Mark Ndipita | May 8, 2017
It’s around midday and the rain has just stopped. The weather is back to normal for early March, with a cool breeze and the sun peeping through slowly moving white clouds, bringing warmth to Kunthulu village. Kunthulu is located about 25 kilometres south of Lilongwe, the capital city of Malawi. It is surrounded by green maize fields, the primary crop in this area.
Martin Tchoyo farms about 800 metres away from his grass-thatched-house, growing cucumber, maize, groundnuts, and sweet potatoes. He says, “[During] this period of the year when most crops are not ready for harvest, the only reliable source of income for me is cucumber.” Time is running out today for Mr. Tchoyo, who is the breadwinner in his family. He desperately needs money to buy food and groceries for his household. So he takes his mobile phone out of his pocket and calls a nearby vendor to come to his field and buy his cucumber.
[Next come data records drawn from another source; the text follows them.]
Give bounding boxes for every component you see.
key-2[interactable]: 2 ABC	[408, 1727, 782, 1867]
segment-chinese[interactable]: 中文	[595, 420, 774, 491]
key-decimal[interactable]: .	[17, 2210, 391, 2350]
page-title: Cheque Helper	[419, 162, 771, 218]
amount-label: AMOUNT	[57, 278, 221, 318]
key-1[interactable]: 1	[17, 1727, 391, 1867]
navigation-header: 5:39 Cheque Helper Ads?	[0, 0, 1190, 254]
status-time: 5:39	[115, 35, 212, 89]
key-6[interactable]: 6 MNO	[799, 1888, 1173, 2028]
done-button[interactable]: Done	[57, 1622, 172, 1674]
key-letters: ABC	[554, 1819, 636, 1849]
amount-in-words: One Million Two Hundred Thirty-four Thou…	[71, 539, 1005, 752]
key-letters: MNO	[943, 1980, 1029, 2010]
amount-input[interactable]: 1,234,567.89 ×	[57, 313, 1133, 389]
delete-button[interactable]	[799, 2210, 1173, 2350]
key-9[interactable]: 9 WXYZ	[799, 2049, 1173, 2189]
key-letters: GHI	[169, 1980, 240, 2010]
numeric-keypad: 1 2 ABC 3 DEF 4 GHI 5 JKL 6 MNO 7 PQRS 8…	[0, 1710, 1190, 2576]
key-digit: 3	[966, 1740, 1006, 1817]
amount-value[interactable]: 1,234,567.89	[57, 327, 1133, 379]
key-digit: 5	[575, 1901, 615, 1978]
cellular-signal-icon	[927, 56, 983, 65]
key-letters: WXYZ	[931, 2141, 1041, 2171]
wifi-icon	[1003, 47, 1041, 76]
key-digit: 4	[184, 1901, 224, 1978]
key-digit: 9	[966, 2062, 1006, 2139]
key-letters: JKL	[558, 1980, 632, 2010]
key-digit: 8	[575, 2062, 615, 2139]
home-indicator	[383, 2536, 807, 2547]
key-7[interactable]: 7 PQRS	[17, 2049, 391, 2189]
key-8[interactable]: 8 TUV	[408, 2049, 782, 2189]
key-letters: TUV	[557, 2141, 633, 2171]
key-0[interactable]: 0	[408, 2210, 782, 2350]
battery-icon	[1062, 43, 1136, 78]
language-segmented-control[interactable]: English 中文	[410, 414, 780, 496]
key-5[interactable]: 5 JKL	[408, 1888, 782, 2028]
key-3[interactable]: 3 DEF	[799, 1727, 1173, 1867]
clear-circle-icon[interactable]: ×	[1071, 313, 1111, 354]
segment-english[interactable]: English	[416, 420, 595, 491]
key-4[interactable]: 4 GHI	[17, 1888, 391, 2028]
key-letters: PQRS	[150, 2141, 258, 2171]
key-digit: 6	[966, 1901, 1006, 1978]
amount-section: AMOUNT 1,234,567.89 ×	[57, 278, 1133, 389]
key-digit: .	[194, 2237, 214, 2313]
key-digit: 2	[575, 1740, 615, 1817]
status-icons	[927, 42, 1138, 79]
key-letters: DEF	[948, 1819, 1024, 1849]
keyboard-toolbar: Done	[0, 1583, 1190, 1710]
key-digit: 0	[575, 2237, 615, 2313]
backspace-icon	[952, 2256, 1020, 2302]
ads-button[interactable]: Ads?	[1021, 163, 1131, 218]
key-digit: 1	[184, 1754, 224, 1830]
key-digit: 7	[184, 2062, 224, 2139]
When the vendor agrees to come, Mr. Tchoyo rushes to his field to ensure he has enough harvested cucumber for the vendor. He harvests his half-acre field of cucumber, and grades it according to size, colour, and quality. He says: “I am now sure that I will find money today because I have already discussed with the vendor who regularly comes to buy my cucumber. He sells in town. I cannot go to town to sell the cucumber myself because I need to take care of my field most of the time; hence I always sell to middlemen.”
Mr. Tchoyo started growing cucumber in 2013 after noticing that farmers who grow cucumber have cash in the weeks between January and March, when most crops are not ready for harvest. Cash flow is a challenge for many small-scale farmers in Malawi during these months.
Patheretu Likisoni grows cucumbers in the nearby village of Nkumanyama. He says most cucumber farmers lose out on profits because they sell to vendors. He explains: “The vendors sell in different areas of Lilongwe town and they make about 100% profit. Some farmers who used to grow cucumber have now stopped growing and are now vendors because they realized that the middlemen are the ones benefitting more from cucumber farming.”
Mr. Likisoni adds that, for farmers to benefit from cucumber farming, they need to follow good agricultural practices, such as weeding, and use good seed purchased from shops. He also recommends inputs such as fertilizer and pesticides.
He says that during the harvesting period, farmers need to constantly monitor the field to avoid wasting mature cucumbers. He says, “Cucumber needs to be harvested when it’s green in colour.” When cucumbers turn yellow, people won’t buy because they don’t like the taste.
Mr. Likisoni says that pests are a challenge in cucumber farming in his area, but that farmers are meeting the challenge by using pesticides.
Mr. Tchoyo encourages farmers to start growing cucumber alongside other crops so that they can find money when cash is scarce. Most cucumber farmers in Kunthulu and nearby villages earn $0.40 to $0.80 for a dozen cucumbers. Last year, he earned about $90 US from selling cucumber to vendors. The money helped him buy maize to support his family. The price of maize skyrocketed last year due to poor harvests.
He says, “I was able to find some money on a weekly basis from cucumber sales and … I managed to buy groceries for my family.”